Aim: This study aimed to evaluate the strength of association between TSH and T4 levels in patients with hypothyroidism and hyperthyroidism, while also examining demographic factors and complication profiles associated with these conditions.
Methodology: A retrospective cross-sectional study was conducted using data from 110 patients (55 hypothyroid and 55 hyperthyroid) retrieved from the Pathology Department of Saidu Teaching Hospital, Swat. Serum TSH and T4 levels were measured using electrochemiluminescence immunoassay (ECLIA) technology. Statistical analyses, including Pearson correlation and independent t-tests, were performed to assess the relationship between TSH and T4 and compare demographic and clinical characteristics between groups.

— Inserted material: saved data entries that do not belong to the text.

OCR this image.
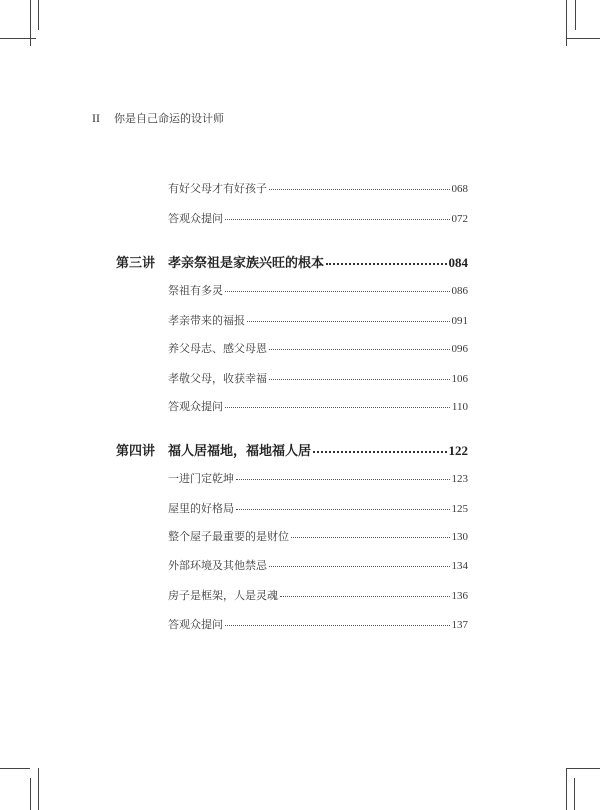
II 你是自己命运的设计师
有好父母才有好孩子	068
答观众提问	072
第三讲 孝亲祭祖是家族兴旺的根本	084
祭祖有多灵	086
孝亲带来的福报	091
养父母志、感父母恩	096
孝敬父母，收获幸福	106
答观众提问	110
第四讲 福人居福地，福地福人居	122
一进门定乾坤	123
屋里的好格局	125
整个屋子最重要的是财位	130
外部环境及其他禁忌	134
房子是框架，人是灵魂	136
答观众提问	137
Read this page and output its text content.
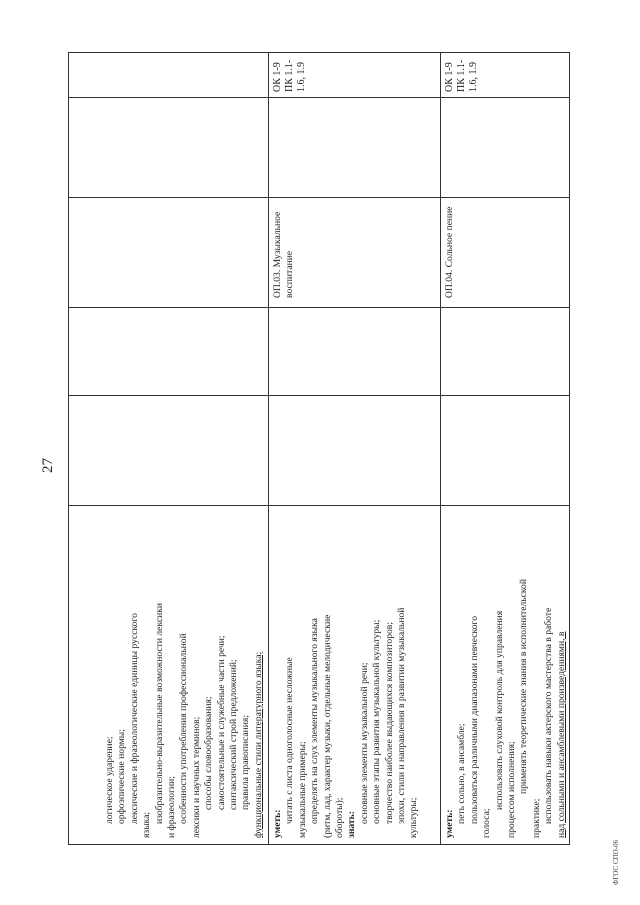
27
логическое ударение; орфоэпические нормы; лексические и фразеологические единицы русского
языка;
изобразительно-выразительные возможности лексики и фразеологии; особенности употребления профессиональной лексики и научных терминов; способы словообразования; самостоятельные и служебные части речи; синтаксический строй предложений; правила правописания; функциональные стили литературного языка; уметь: читать с листа одноголосные несложные музыкальные примеры; определять на слух элементы музыкального языка (ритм, лад, характер музыки, отдельные мелодические обороты); знать:
основные элементы музыкальной речи; основные этапы развития музыкальной культуры; творчество наиболее выдающихся композиторов; эпохи, стили и направления в развитии музыкальной культуры;
ОП.03. Музыкальное воспитание
ОК 1-9 ПК 1.1-1.6, 1.9
уметь: петь сольно, в ансамбле; пользоваться различными диапазонами певческого голоса;
использовать слуховой контроль для управления процессом исполнения; применять теоретические знания в исполнительской
практике; использовать навыки актерского мастерства в работе над сольными и ансамблевыми произведениями, в
ОП.04. Сольное пение
ОК 1-9 ПК 1.1-1.6, 1.9
ФГОС СПО-06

Results: Hypothyroid patients exhibited significantly higher TSH (12.6 ± 5.4 mIU/L) and lower T4 (3.8 ± 1.2 µg/dL) levels compared to hyperthyroid patients (TSH: 0.1 ± 0.05 mIU/L; T4: 18.5 ± 4.6 µg/dL; p < 0.001). A strong inverse correlation was observed between TSH and T4 in both groups (r = -0.82 for hypothyroidism, r = -0.78 for hyperthyroidism; p < 0.001). Hypothyroid patients had higher rates of goiter (56.3%), while hyperthyroid patients more frequently developed thyrotoxicosis (75.9%) and atrial fibrillation (34.5%).
Conclusion: The study confirms the inverse relationship between TSH and T4 in thyroid dysfunction, supporting the HPT axis's feedback mechanism. These findings underscore the importance of measuring both hormones for accurate diagnosis and highlight distinct complication profiles in hypothyroid and hyperthyroid patients.